Manovra, la ricetta anti-crisi della Chiesa
![]() Angelo Bagnasco, presidente della Cei |
"Sono impressionanti le cifre dell'evasione fiscale" in Italia "che vanno ben oltre ogni debito pubblico. Per questo la Chiesa, la comunita' cristiana e noi pastori, "piu' che addentrarci nelle questioni tecniche strettamente politiche, eleviamo un richiamo
etico e spirituale facendo appello alla coscienza di tutti perche' anche il dovere" di pagare le tasse "possa essere assolto da tutti per la propria giusta parte.
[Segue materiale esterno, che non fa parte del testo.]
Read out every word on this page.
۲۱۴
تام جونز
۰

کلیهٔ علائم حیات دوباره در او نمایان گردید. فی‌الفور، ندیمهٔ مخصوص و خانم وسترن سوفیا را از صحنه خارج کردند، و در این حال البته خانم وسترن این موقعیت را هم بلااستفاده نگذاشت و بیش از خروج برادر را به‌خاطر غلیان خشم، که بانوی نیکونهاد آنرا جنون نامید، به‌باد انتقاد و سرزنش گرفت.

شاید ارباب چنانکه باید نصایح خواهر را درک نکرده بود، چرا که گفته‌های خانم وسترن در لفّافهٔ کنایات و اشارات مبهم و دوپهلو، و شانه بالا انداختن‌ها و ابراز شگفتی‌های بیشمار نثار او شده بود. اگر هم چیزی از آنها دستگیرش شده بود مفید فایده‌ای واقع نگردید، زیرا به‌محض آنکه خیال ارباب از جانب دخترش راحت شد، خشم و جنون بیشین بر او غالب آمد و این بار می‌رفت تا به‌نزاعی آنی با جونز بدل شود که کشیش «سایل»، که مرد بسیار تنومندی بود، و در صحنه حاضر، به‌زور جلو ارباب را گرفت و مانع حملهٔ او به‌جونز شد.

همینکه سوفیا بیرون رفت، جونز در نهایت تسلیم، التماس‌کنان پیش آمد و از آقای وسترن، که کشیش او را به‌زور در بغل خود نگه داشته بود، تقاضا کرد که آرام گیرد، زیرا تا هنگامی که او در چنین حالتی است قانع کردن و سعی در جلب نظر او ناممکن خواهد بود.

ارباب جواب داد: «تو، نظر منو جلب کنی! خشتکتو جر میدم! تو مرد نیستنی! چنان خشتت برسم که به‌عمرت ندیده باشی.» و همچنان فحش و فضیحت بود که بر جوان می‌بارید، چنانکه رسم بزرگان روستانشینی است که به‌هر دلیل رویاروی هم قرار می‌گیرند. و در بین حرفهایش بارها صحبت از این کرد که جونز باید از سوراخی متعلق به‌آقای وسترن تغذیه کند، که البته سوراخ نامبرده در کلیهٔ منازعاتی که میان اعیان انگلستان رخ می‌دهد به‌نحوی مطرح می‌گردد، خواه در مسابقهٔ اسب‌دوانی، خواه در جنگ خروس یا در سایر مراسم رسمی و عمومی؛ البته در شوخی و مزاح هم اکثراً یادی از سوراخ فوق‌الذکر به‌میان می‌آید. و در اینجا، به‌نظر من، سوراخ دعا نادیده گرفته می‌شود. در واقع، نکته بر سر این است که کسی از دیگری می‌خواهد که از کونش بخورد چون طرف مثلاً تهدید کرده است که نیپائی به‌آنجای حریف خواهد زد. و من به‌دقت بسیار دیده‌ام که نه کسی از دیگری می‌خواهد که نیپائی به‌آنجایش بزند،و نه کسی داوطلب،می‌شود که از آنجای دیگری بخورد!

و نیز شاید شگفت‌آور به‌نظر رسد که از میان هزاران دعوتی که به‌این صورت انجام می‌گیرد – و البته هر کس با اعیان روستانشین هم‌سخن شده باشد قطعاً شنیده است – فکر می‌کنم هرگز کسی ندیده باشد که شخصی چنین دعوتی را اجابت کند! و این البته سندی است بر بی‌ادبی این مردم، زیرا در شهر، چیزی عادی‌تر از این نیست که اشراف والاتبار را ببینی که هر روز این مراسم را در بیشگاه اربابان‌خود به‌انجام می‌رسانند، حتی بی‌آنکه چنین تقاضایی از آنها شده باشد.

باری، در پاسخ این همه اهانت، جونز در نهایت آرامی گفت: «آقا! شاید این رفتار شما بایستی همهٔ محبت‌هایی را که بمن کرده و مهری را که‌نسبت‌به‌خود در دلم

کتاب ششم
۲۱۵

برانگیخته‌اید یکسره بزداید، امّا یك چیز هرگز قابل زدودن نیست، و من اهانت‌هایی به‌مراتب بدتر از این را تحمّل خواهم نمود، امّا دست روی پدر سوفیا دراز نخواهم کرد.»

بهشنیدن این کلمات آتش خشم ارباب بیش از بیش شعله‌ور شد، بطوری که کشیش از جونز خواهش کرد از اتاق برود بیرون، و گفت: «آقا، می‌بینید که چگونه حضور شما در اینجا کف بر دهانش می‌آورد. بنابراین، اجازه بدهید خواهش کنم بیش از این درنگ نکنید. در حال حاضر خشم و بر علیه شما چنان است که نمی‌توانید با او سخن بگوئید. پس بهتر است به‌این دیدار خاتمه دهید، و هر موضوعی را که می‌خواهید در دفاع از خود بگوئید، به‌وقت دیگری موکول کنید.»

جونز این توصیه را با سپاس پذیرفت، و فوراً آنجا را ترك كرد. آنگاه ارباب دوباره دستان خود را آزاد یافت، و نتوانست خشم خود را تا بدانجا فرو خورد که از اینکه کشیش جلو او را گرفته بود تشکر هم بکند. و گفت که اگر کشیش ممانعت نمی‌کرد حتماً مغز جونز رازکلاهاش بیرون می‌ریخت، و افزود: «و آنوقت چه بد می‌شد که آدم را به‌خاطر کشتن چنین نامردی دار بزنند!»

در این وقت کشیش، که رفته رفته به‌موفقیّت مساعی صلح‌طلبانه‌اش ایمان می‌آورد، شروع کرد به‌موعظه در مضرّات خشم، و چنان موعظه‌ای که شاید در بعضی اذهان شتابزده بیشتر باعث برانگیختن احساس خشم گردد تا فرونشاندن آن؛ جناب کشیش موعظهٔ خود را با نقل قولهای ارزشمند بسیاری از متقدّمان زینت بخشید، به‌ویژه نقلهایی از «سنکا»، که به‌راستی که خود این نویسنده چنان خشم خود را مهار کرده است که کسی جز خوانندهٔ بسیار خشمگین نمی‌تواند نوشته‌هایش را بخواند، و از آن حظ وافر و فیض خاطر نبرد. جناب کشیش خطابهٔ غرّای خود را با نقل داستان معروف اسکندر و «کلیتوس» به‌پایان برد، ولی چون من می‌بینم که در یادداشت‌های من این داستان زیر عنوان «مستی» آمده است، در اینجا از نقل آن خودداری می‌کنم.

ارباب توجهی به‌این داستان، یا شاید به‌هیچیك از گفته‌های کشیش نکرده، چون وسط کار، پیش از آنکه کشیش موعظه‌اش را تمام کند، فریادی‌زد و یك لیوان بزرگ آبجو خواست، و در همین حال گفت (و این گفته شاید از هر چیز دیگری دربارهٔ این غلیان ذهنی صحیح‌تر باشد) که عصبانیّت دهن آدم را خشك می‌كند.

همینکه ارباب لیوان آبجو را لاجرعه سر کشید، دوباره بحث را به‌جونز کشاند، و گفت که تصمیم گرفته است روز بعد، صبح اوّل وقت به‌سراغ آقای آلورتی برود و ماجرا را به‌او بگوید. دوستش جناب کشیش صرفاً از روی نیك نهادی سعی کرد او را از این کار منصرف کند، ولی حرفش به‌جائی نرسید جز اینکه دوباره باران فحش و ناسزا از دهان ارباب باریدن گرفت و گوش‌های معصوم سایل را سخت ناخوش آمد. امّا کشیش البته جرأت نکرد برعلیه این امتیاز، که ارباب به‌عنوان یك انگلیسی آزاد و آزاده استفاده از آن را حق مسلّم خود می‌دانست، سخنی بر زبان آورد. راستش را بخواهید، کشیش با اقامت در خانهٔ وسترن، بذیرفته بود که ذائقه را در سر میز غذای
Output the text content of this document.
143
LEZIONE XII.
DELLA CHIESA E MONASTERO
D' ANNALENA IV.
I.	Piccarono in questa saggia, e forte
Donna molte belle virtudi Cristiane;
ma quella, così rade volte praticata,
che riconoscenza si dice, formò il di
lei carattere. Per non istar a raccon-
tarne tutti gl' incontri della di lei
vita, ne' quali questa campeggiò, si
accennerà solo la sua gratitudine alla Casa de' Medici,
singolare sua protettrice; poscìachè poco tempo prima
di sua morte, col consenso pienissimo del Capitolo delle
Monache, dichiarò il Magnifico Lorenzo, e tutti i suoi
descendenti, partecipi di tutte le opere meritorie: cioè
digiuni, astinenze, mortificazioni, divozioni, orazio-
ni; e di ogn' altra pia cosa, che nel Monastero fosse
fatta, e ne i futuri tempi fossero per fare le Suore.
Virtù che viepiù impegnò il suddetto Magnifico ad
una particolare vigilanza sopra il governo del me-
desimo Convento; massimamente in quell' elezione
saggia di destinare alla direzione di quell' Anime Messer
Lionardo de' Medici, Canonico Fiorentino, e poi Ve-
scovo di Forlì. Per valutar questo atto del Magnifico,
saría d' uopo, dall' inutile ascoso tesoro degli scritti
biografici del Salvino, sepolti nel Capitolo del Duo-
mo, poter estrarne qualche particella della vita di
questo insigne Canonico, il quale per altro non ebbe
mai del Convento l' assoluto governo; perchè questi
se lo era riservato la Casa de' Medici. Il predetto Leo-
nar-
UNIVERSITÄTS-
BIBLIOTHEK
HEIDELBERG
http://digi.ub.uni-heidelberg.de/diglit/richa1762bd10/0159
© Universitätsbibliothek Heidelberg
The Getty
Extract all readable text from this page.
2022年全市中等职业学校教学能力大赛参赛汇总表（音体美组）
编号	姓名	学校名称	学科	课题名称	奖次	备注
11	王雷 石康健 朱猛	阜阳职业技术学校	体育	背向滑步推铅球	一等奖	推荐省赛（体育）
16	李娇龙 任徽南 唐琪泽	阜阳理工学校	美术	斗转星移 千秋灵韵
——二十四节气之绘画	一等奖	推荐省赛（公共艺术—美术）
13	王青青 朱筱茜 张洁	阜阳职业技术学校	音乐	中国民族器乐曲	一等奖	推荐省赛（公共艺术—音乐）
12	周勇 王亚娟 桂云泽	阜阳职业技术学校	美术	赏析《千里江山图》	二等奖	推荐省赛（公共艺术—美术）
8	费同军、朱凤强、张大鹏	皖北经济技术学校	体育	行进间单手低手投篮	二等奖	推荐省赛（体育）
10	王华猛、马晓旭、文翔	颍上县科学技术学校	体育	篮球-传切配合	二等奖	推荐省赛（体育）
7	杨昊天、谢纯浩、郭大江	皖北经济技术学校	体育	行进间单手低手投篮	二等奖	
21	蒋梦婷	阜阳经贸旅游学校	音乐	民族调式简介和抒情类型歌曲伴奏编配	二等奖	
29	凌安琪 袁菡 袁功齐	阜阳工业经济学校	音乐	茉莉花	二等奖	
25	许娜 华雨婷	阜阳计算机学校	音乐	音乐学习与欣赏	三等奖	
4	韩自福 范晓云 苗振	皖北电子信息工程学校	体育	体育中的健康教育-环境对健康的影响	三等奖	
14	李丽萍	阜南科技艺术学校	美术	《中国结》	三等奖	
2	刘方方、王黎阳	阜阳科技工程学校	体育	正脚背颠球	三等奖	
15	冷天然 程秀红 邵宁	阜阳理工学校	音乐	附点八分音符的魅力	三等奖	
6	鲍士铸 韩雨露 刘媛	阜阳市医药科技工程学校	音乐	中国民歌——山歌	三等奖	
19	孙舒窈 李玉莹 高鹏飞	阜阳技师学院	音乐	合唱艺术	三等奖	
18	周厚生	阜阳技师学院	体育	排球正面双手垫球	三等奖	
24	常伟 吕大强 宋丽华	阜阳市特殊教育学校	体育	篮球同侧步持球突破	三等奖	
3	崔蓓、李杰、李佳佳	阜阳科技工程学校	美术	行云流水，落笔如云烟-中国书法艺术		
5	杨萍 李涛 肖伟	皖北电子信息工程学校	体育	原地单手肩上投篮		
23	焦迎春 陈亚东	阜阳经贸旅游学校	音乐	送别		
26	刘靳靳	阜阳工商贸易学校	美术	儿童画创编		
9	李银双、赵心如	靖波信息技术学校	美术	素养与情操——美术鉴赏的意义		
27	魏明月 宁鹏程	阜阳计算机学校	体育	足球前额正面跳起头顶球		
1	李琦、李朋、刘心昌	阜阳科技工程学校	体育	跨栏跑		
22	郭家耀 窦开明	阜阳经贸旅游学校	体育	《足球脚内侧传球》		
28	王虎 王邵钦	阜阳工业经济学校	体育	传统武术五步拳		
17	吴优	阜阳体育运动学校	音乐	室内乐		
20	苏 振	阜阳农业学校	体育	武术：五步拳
Cosi' le cose cose sarebbero risolte, non senza pero' rivedere gli stili di vita".
Cosi' il Cardinale Angelo Bagnasco, presidente della Cei, intervistato da Radio1, rete diretta da Antonio Preziosi, commenta la manovra predisposta dal Governo, che - dice "non so se sara' la risposta per uscire alla crisi". 
Antonio Preziosi,
direttore di Radio1
Bagnasco chiede che non si tagli sulle famiglie e sulle missioni all'estero. "Quello della famiglia - ha spiegato il presidente della Cei parlando della manovra - è un punto centrale: è stata in questa crisi una valvola di sicurezza enorme e sarebbe miope e dannoso non considerarla e come un ganglio vitale. Non perdiamo questo patrimonio, questo punto fermo, se la famiglia non e' al centro della politica, la societa' non va da nessuna parte". Dai tagli, per Bagnasco andrebbero difese anche le missioni all'estero perche' "non riguardano tanto i bilanci ma i diritti umani fondamentali che in certe parti del mondo non sono rispettati". "Dobbiamo chiederci prima di fare i conti - ha affermato il cardinale - quale approccio si da' rispetto alle situazioni drammatiche di altre parti del mondo".
Piu' in generale, in tema di manovra, il cardinale Bagnasco ha ricordato ai microfoni della Rai che pagare le tasse "e' un dovere di tutti". "Sono impressionanti - ha detto - le cifre che si leggono sull'evasione fiscale". "Come pastori - ha spiegato il presidente della Cei - dobbiamo porci soprattutto non dentro questioni politiche ma in un richiamo etico e fare appello alla coscienza di tutti e di ciascuno perche' anche questo dovere possa essere assolto". Bagnasco ha pero' osservato che nello stesso contesto "e' necessario rivedere gli stili di vita, che tutti facciano la loro parte rinunciando a benefici eccessivi e privilegi". Ed ha invitato a "fare esperienza della storia e non dimenticare, ad esempio, che lo statalismo e' una deformazione ma che anche il capitalismo selvaggio lo e'". "Si tratta - ha concluso - di individuare correttivi da una sintesi superiore che possa essere piu' rispondente e che insieme cresca maggiormente il senso dell'uomo: abbiamo vissuto al di sopra delle nostre possibilita', laddove c'e' ancora un livello troppo alto ci si ricomponga".